This is the right idea!
In my opinion the best thing, if it is an option for you, is to join a local left organization and develop yourself and the organization in terms of your theoretical understanding and practical efficacy, which basically to say reading and gaining expertise at taking action. And to be clear, when I say left, I mean something socialist.
It can be difficult to recommend a specific org because I don’t know where you live and you shouldn’t tell me. But I can suggest some things to do to help guide you:
- Pick a socialist one.
- Pick it by attending an action that they organize and getting a sense for the people and their positions.
- You can discover events by looking for posters in hotbed areas (college campuses, downtown) and social media.
- A good rule of thumb is that if they are anti-imperialist and name the US as imperialism’s exemplification, their other positions will be better as well.
- Avoid Trotskyists and anything associated with Avakian.
- Once in an org, focus on building positive relationships with people, being dependable and active, and reading and then teaching once you feel confident enough.
If you use these tips you should end up in a good enough org and can help build it.

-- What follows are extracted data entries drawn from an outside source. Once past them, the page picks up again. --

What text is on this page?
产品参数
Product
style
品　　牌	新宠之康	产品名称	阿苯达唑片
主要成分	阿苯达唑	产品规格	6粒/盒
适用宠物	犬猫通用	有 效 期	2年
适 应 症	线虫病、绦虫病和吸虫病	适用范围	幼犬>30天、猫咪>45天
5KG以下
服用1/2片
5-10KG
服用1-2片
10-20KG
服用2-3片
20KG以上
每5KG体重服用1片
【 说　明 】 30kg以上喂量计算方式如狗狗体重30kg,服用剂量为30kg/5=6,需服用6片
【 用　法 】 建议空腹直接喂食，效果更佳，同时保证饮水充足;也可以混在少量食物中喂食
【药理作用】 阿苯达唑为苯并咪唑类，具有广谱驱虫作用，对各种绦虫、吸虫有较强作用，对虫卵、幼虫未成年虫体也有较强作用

It’s okay if you end up leaving your first org. They are often just a way to get a sense for what exists locally and where energy and good practice are centered.
That is probably true, yeah. Most people don’t intrinsically see the value in organizing because they don’t understand the oppositional attitude of the employer and/or they are afraid of retribution (and retribution will happen if they organize, that part is true).
You can agitate using those small actions I mentioned, though of course there are no guarantees. Asking some open-ended organizing questions (“if you could change something about this place, what would it be?”) over a few weeks’ time and taking notes might reveal that people are not hapoy about some things but just don’t think of them as things to complain about yet. If you take notes and some topics come up a lot, you can turn this into an (anonymous at first?) petition and watch it produce results. Also, try to make a list of who seems most receptive to this kind of discussion and allow the subject to change if a person doesn’t seem that interested. That list us a first draft for making an organizing committee and would identify those most likely to be agitated by the petition either working or failing.
Basically, you can carefully do a test balloon and make an initial list to get a better sense for where people are at. It’s important to ask the kind of question I suggested. If you ask a workplace of seemingly happy coworkers if there is anything about the workplace that is bothering them, most will say no. Ask them to name something they would change and most of the time they will suddenly they have tons of complaints and are willing to go off about them. And taking notes of responses will let you chart out the workplace to ask yourself questions about how to proceed.
Oh, and if you spread out the conversations and ask the question(s) casually from receptive-seeming people then they may not even know it is you who then compiles the survey. They may not even realize their own answers to your questions had anything to do with it! Also this is all much easier if you can identify one other person that would be ride-or-die by your side, as you can then distribute the tasks and therefore make them diffuse and harder to recognize.